Since the acceptance of modern genetics theory around 1925, it was established that directly inherited genetic traits play a major role in defining who we are.
Epigenetics and Inherited Behavior
The new science of epigenetics is changing how we think about inherited traits. Epigenetics explains changes in gene function that are not mirrored by underlying changes in DNA sequence. It is related to the idea of gene expression- that organisms with the same DNA can manifest different traits, based on the influences of unique external and internal environments.
Epigenetics can be defined as the study of changes in organisms caused by modification of gene expression rather than alteration of the genetic code itself. Epigentic changes are heritable, and this is why our proclivities for certain behaviors shared by our parents are more than just learned. By inheriting genes with certain sequences “hidden” due to methylation, we can become pre-disposed to certain behaviors, levels of stress hormones or neurotransmitters, dietary choices, and even certain diseases.

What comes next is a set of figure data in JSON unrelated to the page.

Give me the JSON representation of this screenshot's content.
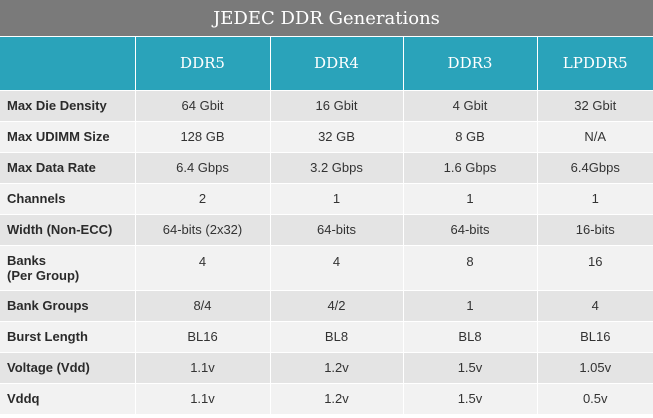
{
  "title": "JEDEC DDR Generations",
  "columns": [
    "",
    "DDR5",
    "DDR4",
    "DDR3",
    "LPDDR5"
  ],
  "rows": [
    {
      "label": [
        "Max Die Density"
      ],
      "values": [
        "64 Gbit",
        "16 Gbit",
        "4 Gbit",
        "32 Gbit"
      ]
    },
    {
      "label": [
        "Max UDIMM Size"
      ],
      "values": [
        "128 GB",
        "32 GB",
        "8 GB",
        "N/A"
      ]
    },
    {
      "label": [
        "Max Data Rate"
      ],
      "values": [
        "6.4 Gbps",
        "3.2 Gbps",
        "1.6 Gbps",
        "6.4Gbps"
      ]
    },
    {
      "label": [
        "Channels"
      ],
      "values": [
        "2",
        "1",
        "1",
        "1"
      ]
    },
    {
      "label": [
        "Width (Non-ECC)"
      ],
      "values": [
        "64-bits (2x32)",
        "64-bits",
        "64-bits",
        "16-bits"
      ]
    },
    {
      "label": [
        "Banks",
        "(Per Group)"
      ],
      "values": [
        "4",
        "4",
        "8",
        "16"
      ]
    },
    {
      "label": [
        "Bank Groups"
      ],
      "values": [
        "8/4",
        "4/2",
        "1",
        "4"
      ]
    },
    {
      "label": [
        "Burst Length"
      ],
      "values": [
        "BL16",
        "BL8",
        "BL8",
        "BL16"
      ]
    },
    {
      "label": [
        "Voltage (Vdd)"
      ],
      "values": [
        "1.1v",
        "1.2v",
        "1.5v",
        "1.05v"
      ]
    },
    {
      "label": [
        "Vddq"
      ],
      "values": [
        "1.1v",
        "1.2v",
        "1.5v",
        "0.5v"
      ]
    }
  ]
}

The Epigenetic Mechanism of DNA Methylation
DNA methylation is an epigenetic mechanism that occurs by the addition of a methyl (CH3) group to DNA. DNA methylation is an active process, constantly occurring and altering biological functioning as cells read DNA sequences for instruction. DNA methylation is vital to healthy growth and development- it enables the expression of retroviral genes to be suppressed, along with other dangerous DNA sequences. However, researchers have linked abnormal DNA methylation to several adverse outcomes, including human diseases.
Links between DNA methylation and human diseases such as lupus, muscular dystrophy and various congenital defects are also currently under study.
DNA changes can occur not just during a lifetime, but from minute to minute, as genes are turned on or off like a switch by methyl groups. According to researcher Susan Dafoe-Abbey, “epigenetic changes often serve to biologically prepare offspring for an environment similar to that of the parents, and multigenerational ancestral trauma may be passed on through the placenta.”
So say you inherited some negative epigentic coding that has resulted in some sort of disease, or at least imbalance. What can you do to be proactive now?
Neuromodulation and Neurofeedback
Neuromodulation is the process by which nervous activity is regulated by way of controlling the physiological levels of several classes of neurotransmitters, acting directly on the brain to create homeostasis, or a state of balance. Cells are using endogenous neuromodulation at any given time to regulate their response to the environment. There are also forms of exogenous neuromodulation- an example is direct stimulation of the brain with electricity, used in the treatment of movement disorders. Meditation is a form of neuromodulation, as is taking supplements (or pharmaceutical agents) which cross the blood brain barrier and act directly on the brain.
Neurofeedback- a computer-aided training method in which selected parameters of the patients own brain activity are monitored and then altered, is a very precise form of neuromodulation. Neurofeedback is a form of neuromodulation- it regulates the brain’s optimal functioning, up or down regulating as needed to restore optimal brain functioning and prevent disease.
Using EEG assessment as a baseline, neurofeedback treatments can directly and measurably influence and up- regulate the functioning of your brain.